Di certo, l’attuale sistema illiberale di regolare le disponibilità patrimoniali nelle separazioni necessita di un intervento normativo urgente al fine di rimuovere illegittimi trasferimenti di ricchezza da un soggetto all’altro e, nei casi più gravi, evidenti induzioni alla povertà. Il coniuge assegnatario, infatti, durante il periodo di godimento esclusivo della casa coniugale ricava un indubbio vantaggio economico perfettamente quantificabile in base ai valori locativi espressi dal mercato immobiliare nel periodo che va dall’assegnazione giudiziale al momento della perdita dei requisiti (es. convivenza more uxorio e/o figli diventati economicamente indipendenti). Tali valori, peraltro, vengono cristallizzati da autorevoli uffici studi di natura pubblicistica e privatistica (a titolo di esempio: Banca D’Italia, Nomisma, grandi reti di intermediazione immobiliare) e persino dalla Agenzia delle Entrate, la quale pubblica periodicamente i dati del suo Osservatorio Immobiliare (O.M.I.). Quest’ultimo database, sebbene non dia quotazioni in tempo reale – sono disponibili, quartiere per quartiere di ogni comune italiano, quelli del semestre precedente – costituisce una banca dati molto affidabile anche per determinare lo “storico” dei valori espressi negli anni precedenti, dando così alla magistratura di merito parametri semplici e di facile verifica che non richiedono l’ausilio di consulenti tecnici di ufficio (CTU).
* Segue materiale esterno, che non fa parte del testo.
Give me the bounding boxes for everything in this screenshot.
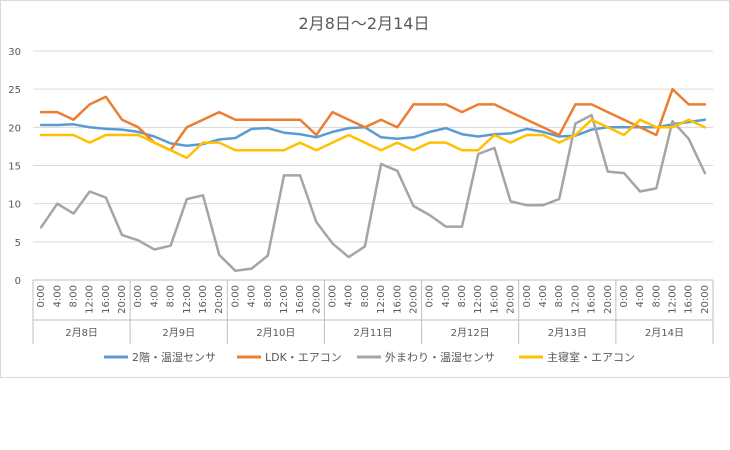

Ovviamente, l’architrave di un simile sistema di equità rimane comunque l’apposizione di un termine al godimento esclusivo della casa coniugale, eventualmente prorogabile su richiesta di parte e solo per gravissime motivazioni (es. malattia grave del coniuge assegnatario o di un figlio convivente). Solo così, infatti, si attribuirebbe alla assegnazione della casa coniugale la sua naturale caratteristica di strumento a tempo determinato (e non indefinito) e si sanerebbero così gli effetti di decisioni che incidono negativamente sugli individui ed anche sul patrimonio familiare da trasmettere alle generazioni successive. Peraltro tale ultima misura – l’apposizione del termine massimo – non necessiterebbe di alcun intervento normativo per essere attuata in tutti i tribunali, poiché le attuali modalità di assegnazione della casa sono conseguenza di una prassi di origine giurisprudenziale e, come tali, modificabili in sede di decisione a totale discrezione e “libero convincimento” del magistrato. Tuttavia, se la discrezionalità usata nei tribunali ha prodotto fino ad oggi tale stato di cose, il passaggio parlamentare appare imprescindibile.